Set up a LangSmith evaluation pipeline that runs automatically: on every pull request that modifies prompts or model configuration, on a weekly schedule against the full 150-case dataset, and whenever a model provider announces a version update. Create alert rules: flag if overall accuracy drops below 88%, if edge-case accuracy drops below 80%, or if hallucination rate exceeds 5%. Store results as experiment runs in LangSmith so the team can compare across time.

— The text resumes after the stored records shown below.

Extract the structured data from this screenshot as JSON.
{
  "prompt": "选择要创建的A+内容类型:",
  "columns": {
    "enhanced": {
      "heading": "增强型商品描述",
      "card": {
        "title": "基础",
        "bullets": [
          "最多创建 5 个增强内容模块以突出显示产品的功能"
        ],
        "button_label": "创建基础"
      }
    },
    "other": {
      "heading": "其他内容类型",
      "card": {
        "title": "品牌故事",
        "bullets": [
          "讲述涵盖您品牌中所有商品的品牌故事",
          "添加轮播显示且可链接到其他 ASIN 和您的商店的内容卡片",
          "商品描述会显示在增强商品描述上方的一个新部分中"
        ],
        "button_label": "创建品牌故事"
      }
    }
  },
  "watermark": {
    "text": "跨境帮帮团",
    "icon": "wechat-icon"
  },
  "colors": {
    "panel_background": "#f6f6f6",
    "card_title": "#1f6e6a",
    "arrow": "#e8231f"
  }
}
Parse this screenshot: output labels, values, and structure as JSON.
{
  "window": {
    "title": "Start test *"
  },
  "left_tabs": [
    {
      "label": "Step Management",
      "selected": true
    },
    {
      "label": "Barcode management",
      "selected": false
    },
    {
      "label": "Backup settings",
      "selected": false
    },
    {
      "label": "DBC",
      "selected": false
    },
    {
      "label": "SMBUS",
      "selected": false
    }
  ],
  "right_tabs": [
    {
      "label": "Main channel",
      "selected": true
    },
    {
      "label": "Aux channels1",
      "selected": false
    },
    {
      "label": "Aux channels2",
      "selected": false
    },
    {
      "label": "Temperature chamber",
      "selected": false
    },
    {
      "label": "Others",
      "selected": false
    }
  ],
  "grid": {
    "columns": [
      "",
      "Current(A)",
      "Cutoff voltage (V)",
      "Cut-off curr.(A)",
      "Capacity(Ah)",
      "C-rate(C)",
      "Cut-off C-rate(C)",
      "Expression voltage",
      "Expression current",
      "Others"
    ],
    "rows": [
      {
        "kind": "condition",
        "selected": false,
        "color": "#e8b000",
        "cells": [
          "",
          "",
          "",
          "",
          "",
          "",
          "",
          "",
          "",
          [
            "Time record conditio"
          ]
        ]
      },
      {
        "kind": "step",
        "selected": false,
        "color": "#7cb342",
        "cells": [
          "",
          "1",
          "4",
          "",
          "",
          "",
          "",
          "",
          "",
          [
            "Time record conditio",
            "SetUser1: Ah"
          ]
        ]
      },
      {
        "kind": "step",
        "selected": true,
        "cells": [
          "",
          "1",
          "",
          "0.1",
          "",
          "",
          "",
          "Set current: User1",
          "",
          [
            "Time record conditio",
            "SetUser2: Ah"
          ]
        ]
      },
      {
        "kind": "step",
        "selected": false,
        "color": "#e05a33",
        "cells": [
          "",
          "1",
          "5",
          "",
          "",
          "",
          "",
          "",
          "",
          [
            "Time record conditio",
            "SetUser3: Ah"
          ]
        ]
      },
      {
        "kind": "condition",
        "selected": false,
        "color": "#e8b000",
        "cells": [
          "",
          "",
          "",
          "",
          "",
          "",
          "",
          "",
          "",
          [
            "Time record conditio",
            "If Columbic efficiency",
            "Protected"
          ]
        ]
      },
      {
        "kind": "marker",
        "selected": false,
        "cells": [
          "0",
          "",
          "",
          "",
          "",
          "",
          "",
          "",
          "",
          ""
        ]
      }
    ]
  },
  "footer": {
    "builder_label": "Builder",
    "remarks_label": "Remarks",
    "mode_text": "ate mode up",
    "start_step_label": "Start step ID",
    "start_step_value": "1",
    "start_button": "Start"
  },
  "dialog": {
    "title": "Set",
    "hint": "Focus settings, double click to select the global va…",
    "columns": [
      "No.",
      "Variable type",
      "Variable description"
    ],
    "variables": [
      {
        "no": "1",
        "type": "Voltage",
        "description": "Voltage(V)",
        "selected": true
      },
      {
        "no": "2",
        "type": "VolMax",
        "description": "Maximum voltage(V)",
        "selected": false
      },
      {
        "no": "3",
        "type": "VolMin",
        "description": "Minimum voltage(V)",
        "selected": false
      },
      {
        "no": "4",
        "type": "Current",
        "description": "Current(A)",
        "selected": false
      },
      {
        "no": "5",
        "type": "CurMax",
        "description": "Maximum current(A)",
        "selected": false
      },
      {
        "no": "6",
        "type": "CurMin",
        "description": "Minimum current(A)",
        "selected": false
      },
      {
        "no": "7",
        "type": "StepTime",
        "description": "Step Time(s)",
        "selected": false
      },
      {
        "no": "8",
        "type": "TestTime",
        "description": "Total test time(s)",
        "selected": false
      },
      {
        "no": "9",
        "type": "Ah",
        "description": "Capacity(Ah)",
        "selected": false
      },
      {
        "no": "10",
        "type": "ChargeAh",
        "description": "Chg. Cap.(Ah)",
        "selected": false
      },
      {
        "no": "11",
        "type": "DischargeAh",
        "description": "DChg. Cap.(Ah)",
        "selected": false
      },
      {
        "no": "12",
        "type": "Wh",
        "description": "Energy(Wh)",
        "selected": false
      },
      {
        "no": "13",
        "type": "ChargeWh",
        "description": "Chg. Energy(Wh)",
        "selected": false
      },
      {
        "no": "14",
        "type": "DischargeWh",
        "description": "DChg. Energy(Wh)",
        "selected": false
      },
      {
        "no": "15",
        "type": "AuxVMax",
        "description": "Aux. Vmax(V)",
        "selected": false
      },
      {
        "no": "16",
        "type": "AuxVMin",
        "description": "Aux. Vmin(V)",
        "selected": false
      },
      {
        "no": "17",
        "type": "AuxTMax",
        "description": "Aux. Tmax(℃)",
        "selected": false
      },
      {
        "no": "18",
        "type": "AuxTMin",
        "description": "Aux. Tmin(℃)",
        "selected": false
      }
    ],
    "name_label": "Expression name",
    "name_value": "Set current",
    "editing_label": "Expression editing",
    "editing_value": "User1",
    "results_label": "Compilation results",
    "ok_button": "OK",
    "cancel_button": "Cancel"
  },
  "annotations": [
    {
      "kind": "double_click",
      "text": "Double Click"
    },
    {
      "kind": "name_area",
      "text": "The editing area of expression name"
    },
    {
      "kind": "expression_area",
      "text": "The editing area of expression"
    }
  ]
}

The automated pipeline catches the silent regressions that manual testing misses. When GPT-4o updated from version 0613 to 1106, a legal tech company discovered that accuracy on nested contract clauses dropped 7% -- visible in the weekly evaluation run but invisible in day-to-day usage because the affected cases are only 12% of total volume.
Real-World Example
The legal tech startup ran their 150-case evaluation suite across GPT-4o, Claude Sonnet, Gemini 1.5 Pro, and Llama 3.1 70B. GPT-4o scored 91% overall, Claude Sonnet 93%, Gemini 88%, and Llama 70B 82%. But the edge-case breakdown told a different story: Claude scored 89% on nested conditions (vs GPT-4o's 83%), while GPT-4o outperformed on multi-jurisdiction cases (90% vs 85%). The team switched their primary model to Claude Sonnet for a projected $400/month savings (lower per-token cost at higher accuracy), kept GPT-4o as a fallback for the specific case types where it excels, and set up weekly LangSmith evaluations that have since caught two model-version regressions before they affected production users. Total monthly cost dropped from $1,200 to $780 while accuracy improved from 91% to 94%.
Tips
- Overweight edge cases in your evaluation dataset (30-40% of cases) even though they represent a smaller fraction of production traffic. Edge cases are where models diverge most and where failures matter most.
- Run evaluations with the exact same prompt and few-shot examples across all models. Differences in output should reflect model capability, not prompt tuning.
- Track the disagreement cases separately over time. When a model update resolves a disagreement, it tells you the provider improved on that specific capability.
- Set up regression alerts on both accuracy and cost. A model version update that improves accuracy but doubles latency or token usage may not be an overall win.